Can I paddle when I’m pregnant?… Physiotherapist Damian Warner is back with another great article, this time all about pregnancy and paddleboarding, and what you should consider to ensure you SUP safely.
I’m often asked for advice on what activities you can do when you are pregnant and whether it’s safe. With rise in female SUP participation worldwide more women are keen to get on the water (pregnant or not). However a large proportion of pregnant women are unsure if they should be. Well, there are certainly a few things to consider…
The first thing to consider is have I paddled before? If you have then provided you have had no complications, there is no reason why you can’t keep up your normal level of activity for as long as you feel able. In fact, there is some evidence to suggest that more active women will have fewer problems in the later stages or even in labor.
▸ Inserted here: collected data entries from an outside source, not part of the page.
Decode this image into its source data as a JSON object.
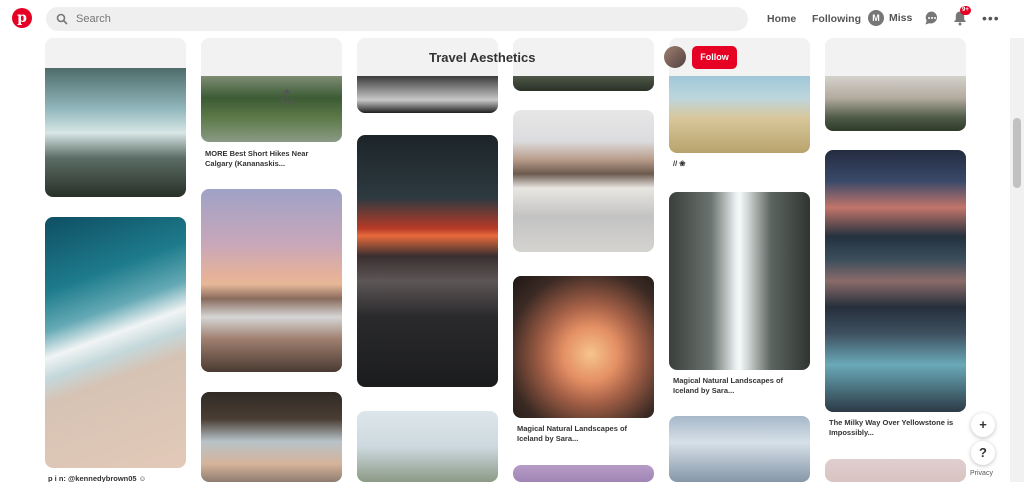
{
  "topbar": {
    "logo_letter": "p",
    "search_placeholder": "Search",
    "nav_home": "Home",
    "nav_following": "Following",
    "user_initial": "M",
    "user_name": "Miss",
    "notification_badge": "9+",
    "more": "•••"
  },
  "board": {
    "title": "Travel Aesthetics",
    "follow_label": "Follow"
  },
  "captions": {
    "c1": "MORE Best Short Hikes Near",
    "c1b": "Calgary (Kananaskis...",
    "c2": "// ❀",
    "c3": "Magical Natural Landscapes of",
    "c3b": "Iceland by Sara...",
    "c4": "Magical Natural Landscapes of",
    "c4b": "Iceland by Sara...",
    "c5": "The Milky Way Over Yellowstone is",
    "c5b": "Impossibly...",
    "c6": "p i n: @kennedybrown05 ☺"
  },
  "float": {
    "plus": "+",
    "help": "?",
    "privacy": "Privacy"
  },
  "colors": {
    "brand": "#e60023"
  }
}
There are obvious benefits of exercise and feeling good about being on the water. Additionally, with safe technique it is possible to strengthen the muscles that usually become weak during pregnancy, which are strongly linked to problems such as pregnancy related pelvic girdle pain, back pain or incontinence.
Guidelines advise against taking up any new activities during pregnancy, and I certainly wouldn’t recommend taking up SUP for the first time whilst you are pregnant. You may risk falling, straining or over exerting yourself.
Don’t push it too hard (whilst paddling). It’s likely that you will need to slow down as your pregnancy progresses. As a general rule you should be able to hold a conversation whilst paddling. If you can’t then you are probably going too hard. If in doubt have a chat with your maternity team.
If you are pretty competent then this makes it a lot easier to modify your technique. Assuming that you have paddled before the effects of pregnancy will limit you. One of the modifications you will have to make is forward reach.
Try not to bend forwards too much. This will increase the likelihood of using your abdominal muscles (rectus abdominis). Pregnant women are at risk of developing diastis recti (tearing your abs) if you bend forwards with force. Naturally there will be an element of separation and stretching to allow the baby to grow – But additional tearing can lead to problems later down the line.
Although it goes against most coaching points… try and stay fairly upright (shown by the yellow line) and draw your pelvic floor and belly button tight to maintain stability.